Afonso Arinos e o peso das palavras

Afonso Arinos e o peso das palavras Rio de janeiro

     Henrique Pinheiro * 

      * Economista e produtor executivo do documentário Terra Revolta-João Pinheiro Neto, autor de Crônicas de um Mercado sem Pudor.  

   Ao tratar de Afonso Arinos em seu livro “Bons e Maus Mineiros”, Mauad 1996, João Pinheiro Neto não faz um retrato de homenagem. Faz algo mais interessante. Reconhece a grandeza, mas não abre mão da crítica. 

   Afonso Arinos de Mello Franco (1905–1990) era um dos homens mais brilhantes de sua geração. Jurista, diplomata, escritor, tribuno. Inteligência afiada, presença forte, dono da palavra.
Mas o texto não fica no currículo. Vai para o convívio. E é aí que ganha vida.
   João Pinheiro Neto e Afonsinho ( o embaixador) , filho de Afonso Arinos de Mello Franco, estudaram juntos no Ginásio Mello e Souza, na Zona Sul do Rio de Janeiro. A amizade começou ali e seguiu ao longo do tempo.
   Afonsinho passava férias em Ouro Preto, na casa do primo Rodrigo Mello Franco de Andrade, e de lá escrevia para o amigo.
   João Pinheiro Neto conta que até hoje guarda essas cartas.
   Eram cartas simples, de juventude, sem formalidade, que mostram uma relação próxima.
   Essa troca revelava a confiança e a  convivência real, longe da política.
   No Rio, a proximidade continuava. João Pinheiro Neto frequentava com assiduidade a casa do Dr. Afonso Arinos, na Rua Anita Garibaldi, em Copacabana.
   Não era visita ocasional. Era presença constante. Entrava, ficava, conversava, observava.
   E é aí que aparece um dos melhores retratos do livro.
   O velho Afonso, já consagrado, sentado em sua poltrona, olhos semicerrados. Ouvia mais do que falava.
   De vez em quando interrompia, corrigia uma palavra, ajustava um detalhe.
Bem ao estilo Mello Franco, atento à precisão.

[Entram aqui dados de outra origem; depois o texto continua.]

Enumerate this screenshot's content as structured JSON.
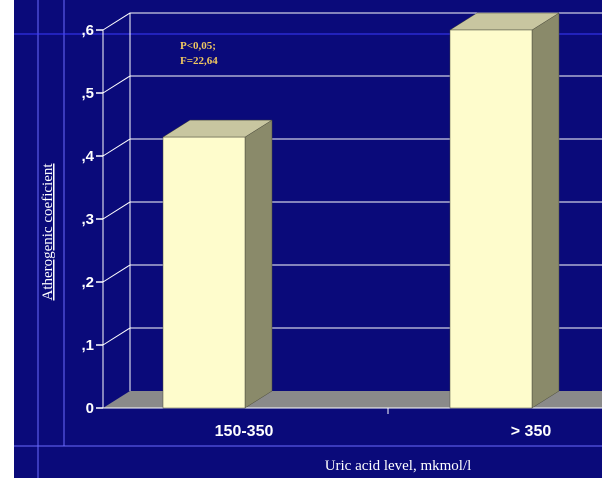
{
  "chart_data": {
    "type": "bar",
    "categories": [
      "150-350",
      "> 350"
    ],
    "values": [
      4.3,
      6.0
    ],
    "ylim": [
      0,
      6
    ],
    "y_ticks": [
      {
        "value": 0,
        "label": "0"
      },
      {
        "value": 1,
        "label": ",1"
      },
      {
        "value": 2,
        "label": ",2"
      },
      {
        "value": 3,
        "label": ",3"
      },
      {
        "value": 4,
        "label": ",4"
      },
      {
        "value": 5,
        "label": ",5"
      },
      {
        "value": 6,
        "label": ",6"
      }
    ],
    "ylabel": "Atherogenic coeficient",
    "xlabel": "Uric acid level, mkmol/l",
    "annotation_lines": [
      "P<0,05;",
      "F=22,64"
    ],
    "grid": true,
    "bar_front_color": "#fefccc",
    "bar_side_color": "#8a8a6a",
    "bar_top_color": "#c8c6a0",
    "background_color": "#0a0a7a",
    "floor_color": "#8a8a8a",
    "annotation_color": "#f0c860"
  }
}
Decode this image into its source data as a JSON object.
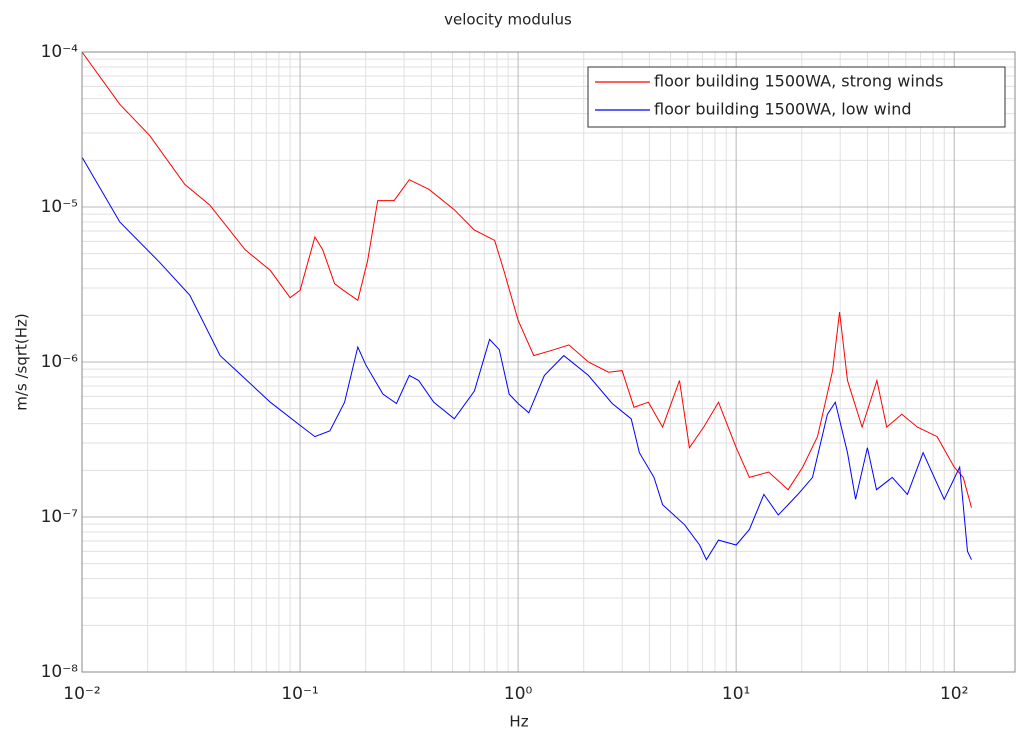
{
  "chart_data": {
    "type": "line",
    "title": "velocity modulus",
    "xlabel": "Hz",
    "ylabel": "m/s /sqrt(Hz)",
    "xscale": "log",
    "yscale": "log",
    "grid": true,
    "minor_grid": true,
    "legend": "upper right",
    "xlim": [
      0.01,
      190
    ],
    "ylim": [
      1e-08,
      0.0001
    ],
    "xticks": [
      {
        "value": 0.01,
        "label": "10⁻²"
      },
      {
        "value": 0.1,
        "label": "10⁻¹"
      },
      {
        "value": 1,
        "label": "10⁰"
      },
      {
        "value": 10,
        "label": "10¹"
      },
      {
        "value": 100,
        "label": "10²"
      }
    ],
    "yticks": [
      {
        "value": 1e-08,
        "label": "10⁻⁸"
      },
      {
        "value": 1e-07,
        "label": "10⁻⁷"
      },
      {
        "value": 1e-06,
        "label": "10⁻⁶"
      },
      {
        "value": 1e-05,
        "label": "10⁻⁵"
      },
      {
        "value": 0.0001,
        "label": "10⁻⁴"
      }
    ],
    "series": [
      {
        "name": "floor building 1500WA, strong winds",
        "color": "#ff0000",
        "x": [
          0.01,
          0.0149,
          0.0204,
          0.0296,
          0.0385,
          0.056,
          0.073,
          0.09,
          0.1,
          0.117,
          0.127,
          0.144,
          0.158,
          0.184,
          0.204,
          0.227,
          0.27,
          0.317,
          0.39,
          0.51,
          0.63,
          0.78,
          0.86,
          1.0,
          1.18,
          1.46,
          1.71,
          2.1,
          2.6,
          3.0,
          3.4,
          3.96,
          4.6,
          5.5,
          6.1,
          7.1,
          8.3,
          10,
          11.5,
          14.1,
          17.3,
          20.2,
          23.6,
          27.7,
          29.8,
          32.4,
          37.8,
          44.2,
          49,
          57.5,
          67.8,
          83.5,
          100,
          110,
          120
        ],
        "values": [
          0.0001,
          4.6e-05,
          2.9e-05,
          1.4e-05,
          1.03e-05,
          5.3e-06,
          3.9e-06,
          2.6e-06,
          2.9e-06,
          6.4e-06,
          5.3e-06,
          3.2e-06,
          2.9e-06,
          2.5e-06,
          4.5e-06,
          1.1e-05,
          1.1e-05,
          1.5e-05,
          1.3e-05,
          9.6e-06,
          7.1e-06,
          6.1e-06,
          3.9e-06,
          1.86e-06,
          1.1e-06,
          1.2e-06,
          1.29e-06,
          1e-06,
          8.6e-07,
          8.8e-07,
          5.1e-07,
          5.5e-07,
          3.8e-07,
          7.6e-07,
          2.8e-07,
          3.8e-07,
          5.5e-07,
          2.8e-07,
          1.8e-07,
          1.95e-07,
          1.5e-07,
          2.1e-07,
          3.3e-07,
          8.8e-07,
          2.1e-06,
          7.6e-07,
          3.8e-07,
          7.6e-07,
          3.8e-07,
          4.6e-07,
          3.8e-07,
          3.3e-07,
          2.1e-07,
          1.8e-07,
          1.15e-07
        ]
      },
      {
        "name": "floor building 1500WA, low wind",
        "color": "#0000ff",
        "x": [
          0.01,
          0.0149,
          0.0227,
          0.0312,
          0.043,
          0.052,
          0.073,
          0.1,
          0.117,
          0.137,
          0.16,
          0.184,
          0.2,
          0.24,
          0.277,
          0.317,
          0.35,
          0.41,
          0.51,
          0.63,
          0.74,
          0.82,
          0.91,
          1,
          1.12,
          1.32,
          1.62,
          2.1,
          2.7,
          3.3,
          3.6,
          4.2,
          4.6,
          5.8,
          6.8,
          7.3,
          8.3,
          10,
          11.5,
          13.4,
          15.6,
          19.2,
          22.4,
          26.2,
          28.5,
          32.4,
          35.3,
          40,
          44,
          52,
          61,
          72,
          90,
          106,
          115,
          120
        ],
        "values": [
          2.1e-05,
          8e-06,
          4.4e-06,
          2.7e-06,
          1.1e-06,
          8.6e-07,
          5.5e-07,
          3.9e-07,
          3.3e-07,
          3.6e-07,
          5.5e-07,
          1.25e-06,
          9.6e-07,
          6.2e-07,
          5.4e-07,
          8.2e-07,
          7.6e-07,
          5.5e-07,
          4.3e-07,
          6.5e-07,
          1.4e-06,
          1.2e-06,
          6.2e-07,
          5.4e-07,
          4.7e-07,
          8.2e-07,
          1.1e-06,
          8.2e-07,
          5.4e-07,
          4.3e-07,
          2.6e-07,
          1.8e-07,
          1.2e-07,
          8.9e-08,
          6.6e-08,
          5.3e-08,
          7.1e-08,
          6.6e-08,
          8.3e-08,
          1.4e-07,
          1.03e-07,
          1.4e-07,
          1.8e-07,
          4.6e-07,
          5.5e-07,
          2.6e-07,
          1.3e-07,
          2.8e-07,
          1.5e-07,
          1.8e-07,
          1.4e-07,
          2.6e-07,
          1.3e-07,
          2.1e-07,
          6e-08,
          5.3e-08
        ]
      }
    ]
  }
}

E então vinha a frase, quase um ritual.
   Vamos lá, menino, conte alguma coisa, preciso descansar o espírito.
   A cena é simples, mas diz muito.
Mostra um homem culto, seguro, que não precisava se impor.
   Sabia ouvir e observar.
   Mas é na política que o texto muda de tom.
   Afonso Arinos foi um dos grandes nomes da UDN.
   Orador respeitado, figura central da oposição a Getúlio Vargas.
   Tinha peso, tinha voz, tinha influência.
    E, segundo JPN, em algum momento passou do ponto.
   Ele não contesta o papel de oposição. 

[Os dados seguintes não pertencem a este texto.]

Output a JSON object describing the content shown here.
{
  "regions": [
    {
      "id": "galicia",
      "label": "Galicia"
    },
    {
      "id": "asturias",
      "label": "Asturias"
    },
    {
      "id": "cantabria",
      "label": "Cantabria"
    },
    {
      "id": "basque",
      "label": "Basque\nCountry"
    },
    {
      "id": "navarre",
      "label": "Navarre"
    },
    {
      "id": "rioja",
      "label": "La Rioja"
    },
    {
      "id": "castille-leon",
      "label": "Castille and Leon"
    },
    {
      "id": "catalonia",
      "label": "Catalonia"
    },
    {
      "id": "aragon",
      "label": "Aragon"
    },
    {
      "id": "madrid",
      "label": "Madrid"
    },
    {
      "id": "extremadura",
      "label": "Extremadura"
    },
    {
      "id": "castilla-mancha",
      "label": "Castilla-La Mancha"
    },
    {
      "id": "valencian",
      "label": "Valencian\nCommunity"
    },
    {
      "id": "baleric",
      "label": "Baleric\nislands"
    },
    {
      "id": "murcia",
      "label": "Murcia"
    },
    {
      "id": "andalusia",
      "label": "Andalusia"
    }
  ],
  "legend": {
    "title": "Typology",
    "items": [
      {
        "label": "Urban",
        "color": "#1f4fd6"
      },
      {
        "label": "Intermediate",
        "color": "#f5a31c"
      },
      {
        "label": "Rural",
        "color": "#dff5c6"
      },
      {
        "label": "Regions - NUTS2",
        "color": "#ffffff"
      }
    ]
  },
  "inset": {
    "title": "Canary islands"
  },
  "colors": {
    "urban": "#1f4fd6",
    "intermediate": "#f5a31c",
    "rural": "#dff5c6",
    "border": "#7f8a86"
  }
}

   O que critica é o excesso.
   Fala de uma oposição dura, que em certo momento se tornou injusta. E, aí veio o trecho mais forte. João Pinheiro Neto disse ter a impressão de que o próprio Afonso Arinos se arrependeu.
   Referiu-se ao discurso feito pouco antes do suicídio de Vargas.
   Um discurso que, na visão dele, ajudou a acelerar o desfecho.
   Não  foi uma acusação leve.
   Foi uma leitura política e humana ao mesmo tempo.
   João Pinheiro Neto disse, em seu livro,  que palavra tem consequência.
   E que, na política, isso pesa.
   Ao mesmo tempo, ele não desmontou o personagem.Reconheceu a  sua inteligência e a sua importância.
Mostrou que mesmo os grandes erram.
   Esse é o valor do texto. Não idealiza. Não simplifica.
   Afonso Arinos aparece com grandeza e contradições. Como todo personagem real. No fim, o retrato é mais atual do que parece.
Em tempos de discursos duros, a lição permanece. Palavras têm peso. E,  podem empurrar a história.